Commissioners Nancy E. Salerno and Jack R. Goldberg concur in this opinion.

[1] We note that two motions for extensions of time were granted during the pendency of this appeal.
[2] When queried by the trial commissioner regarding the discrepancy in the spelling of the family surname, Gerard Blandina explained that his father’s legal surname was also Blandina but that when his father joined the Army, he was mistakenly identified as Gerry “Blandino.” Subsequently, it became necessary for his father to retain that spelling of his name in order to maintain his eligibility for Veteran Administration benefits. October 2, 2008 Transcript, pp. 29-30.
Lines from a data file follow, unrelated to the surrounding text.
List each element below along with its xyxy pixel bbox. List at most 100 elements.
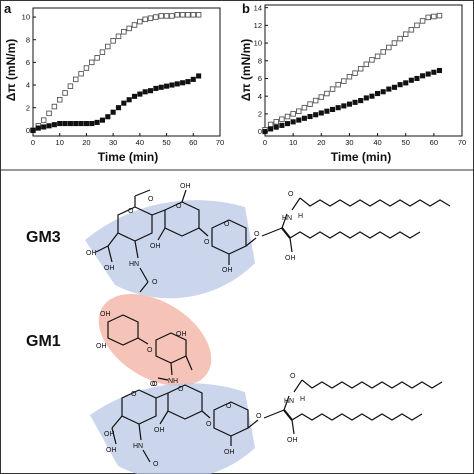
plot-frame xyxy=(32,7,221,137)
sphingosine-chain xyxy=(291,413,423,421)
y-tick-label: 14 xyxy=(254,3,262,12)
filled-square-point xyxy=(169,82,175,88)
y-tick-label: 6 xyxy=(26,58,30,67)
filled-square-point xyxy=(307,113,313,120)
atom-nh: NH xyxy=(168,378,178,385)
filled-square-point xyxy=(352,99,358,105)
atom-oh: OH xyxy=(180,183,191,190)
filled-square-point xyxy=(268,126,274,132)
filled-square-point xyxy=(164,83,170,89)
filled-square-point xyxy=(386,86,392,92)
open-square-point xyxy=(431,13,437,20)
filled-square-point xyxy=(425,71,431,77)
open-square-point xyxy=(363,61,370,68)
atom-o: O xyxy=(290,373,296,380)
filled-square-point xyxy=(62,120,68,127)
y-tick-label: 2 xyxy=(26,103,30,112)
open-square-point xyxy=(312,97,319,104)
x-tick-label: 30 xyxy=(345,138,353,147)
gm3-label: GM3 xyxy=(26,229,61,246)
sphingosine-chain xyxy=(289,231,421,239)
filled-square-point xyxy=(436,67,443,74)
x-tick-label: 50 xyxy=(162,138,170,147)
filled-square-point xyxy=(126,97,132,103)
filled-square-point xyxy=(284,121,291,127)
open-square-point xyxy=(301,104,308,111)
open-square-point xyxy=(324,90,330,97)
x-tick-label: 40 xyxy=(373,138,381,147)
open-square-point xyxy=(369,57,375,63)
atom-o: O xyxy=(256,413,262,420)
atom-o: O xyxy=(128,208,134,215)
open-square-point xyxy=(436,12,443,19)
filled-square-point xyxy=(57,120,63,127)
x-tick-label: 50 xyxy=(402,138,410,147)
open-square-point xyxy=(273,119,280,125)
open-square-point xyxy=(414,22,420,29)
fatty-acid-chain xyxy=(299,197,451,207)
open-square-point xyxy=(190,12,197,18)
filled-square-point xyxy=(67,120,73,127)
atom-o: O xyxy=(131,391,137,398)
x-tick-label: 60 xyxy=(189,138,197,147)
open-square-point xyxy=(115,33,122,40)
open-square-point xyxy=(142,16,148,23)
x-tick-label: 10 xyxy=(289,138,297,147)
filled-square-point xyxy=(158,84,164,90)
filled-square-point xyxy=(185,79,191,85)
filled-square-point xyxy=(324,108,330,114)
atom-oh: OH xyxy=(287,437,298,444)
open-square-point xyxy=(341,78,347,84)
atom-hn: HN xyxy=(284,398,294,405)
atom-o: O xyxy=(148,196,154,203)
filled-square-point xyxy=(273,124,279,130)
y-tick-label: 6 xyxy=(258,74,262,83)
open-square-point xyxy=(425,14,431,21)
atom-o: O xyxy=(153,461,159,468)
gm3-structure: GM3 O O OH OH HN O O OH OH O O OH O xyxy=(26,183,451,299)
filled-square-point xyxy=(115,105,122,111)
open-square-point xyxy=(163,13,170,19)
atom-o: O xyxy=(226,403,232,410)
atom-h: H xyxy=(300,396,305,403)
atom-oh: OH xyxy=(285,255,296,262)
open-square-point xyxy=(158,13,164,19)
filled-square-point xyxy=(89,120,95,127)
x-tick-label: 30 xyxy=(109,138,117,147)
filled-square-point xyxy=(190,76,196,82)
y-tick-label: 4 xyxy=(258,92,262,101)
open-square-point xyxy=(402,31,409,37)
filled-square-point xyxy=(341,103,347,109)
x-tick-label: 70 xyxy=(216,138,224,147)
open-square-point xyxy=(110,38,116,44)
filled-square-point xyxy=(363,95,369,101)
open-square-point xyxy=(419,18,426,24)
open-square-point xyxy=(397,35,403,42)
atom-o: O xyxy=(147,347,153,354)
filled-square-point xyxy=(30,127,36,133)
atom-oh: OH xyxy=(100,311,111,318)
filled-square-point xyxy=(318,110,324,116)
y-tick-label: 12 xyxy=(254,21,262,30)
filled-square-point xyxy=(262,129,268,135)
filled-square-point xyxy=(380,89,386,95)
open-square-point xyxy=(284,113,291,120)
atom-o: O xyxy=(178,386,184,393)
atom-o: O xyxy=(254,231,260,238)
open-square-point xyxy=(131,22,138,28)
open-square-point xyxy=(185,12,191,18)
gm1-label: GM1 xyxy=(26,333,61,350)
y-tick-label: 2 xyxy=(258,109,262,118)
open-square-point xyxy=(296,108,302,114)
open-square-point xyxy=(380,49,386,55)
open-square-point xyxy=(51,103,58,110)
filled-square-point xyxy=(110,109,116,115)
filled-square-point xyxy=(73,120,79,127)
open-square-point xyxy=(89,59,95,66)
open-square-point xyxy=(307,101,313,107)
open-square-point xyxy=(137,18,143,25)
x-tick-label: 0 xyxy=(31,138,35,147)
y-tick-label: 0 xyxy=(26,126,30,135)
fatty-acid-chain xyxy=(301,379,443,389)
atom-o: O xyxy=(204,239,210,246)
[3] Although Gerard Blandina disputed Donna Baron’s characterization of their conversation at the decedent’s funeral, October 2, 2008 Transcript, p. 45, he testified that he did pick up the equipment itemized on the “Equipment Return and Release” a week or two after the decedent’s death and signed the release at that time. Id., at 46-47.
[4] Blandina testified that an examination of the laptop computer upon its return to the respondent employer revealed that the decedent had never activated certain software programs installed on the laptop. December 9, 2008 Transcript, p. 3. Blandina also indicated that the decedent had successfully arranged for work related e-mail correspondence to be directed to his home computer. Id., at 4.
[5] In the instant matter, the record appears to be silent as to whether the decedent received workers’ compensation benefits from either the State of New York or New Jersey or, indeed, whether a claim for same was ever filed.
[6] In Cleveland v. U.S. Printing Ink, Inc., 218 Conn. 181 (1991), the claimant, a truck driver who resided in New Jersey and was employed by a New Jersey corporation, sought supplemental benefits under the Connecticut Workers’ Compensation Act for injuries sustained in a motor vehicle accident in Connecticut.
[7] At the time of the claimant’s injury, American Airlines had its headquarters in Michigan.
[8] Section 31-293a C.G.S. (Rev. to 2005) states, in pertinent part: “If an employee or, in case of his death, his dependent has a right to benefits or compensation under this chapter on account of injury or death from injury caused by the negligence or wrong of a fellow employee, such right shall be the exclusive remedy of such injured employee or dependent and no action may be brought against such fellow employee unless such wrong was wilful or malicious or the action is based on the fellow employee’s negligence in the operation of a motor vehicle as defined in section 14-1. . . .”
[9] After applying the “most significant relationship” test, the court ultimately determined that “the considerations relevant to our inquiry militate strongly in favor of applying New York law.” Jaiguay v. Vasquez, 287 Conn. 323, 356 (2008).
[10] Gerard Blandina testified that he would have regarded the decedent’s pursuit of Connecticut clients as “stealing.” December 9, 2008 Transcript, p. 17.
[11] We also find merit in the respondents’ observation that had the trial commissioner concluded “Connecticut did not have the most
significant relationship with the employment status,” the claimant’s argument that the trier applied an incorrect standard might have been more persuasive. (Emphasis in the original.) Appellees’ Brief, p. 15.
[12] In her Finding and Dismissal, the trial commissioner found that “[t]he claimant offered no evidence to show that the claimant declared his residence as a `home office’ for tax purposes.” Findings, ¶ K. Given that the claimant’s tax records were not submitted into evidence, and testimony on the issue was at best inconclusive, this finding was improper. See July 29, 2008 Transcript, p. 61.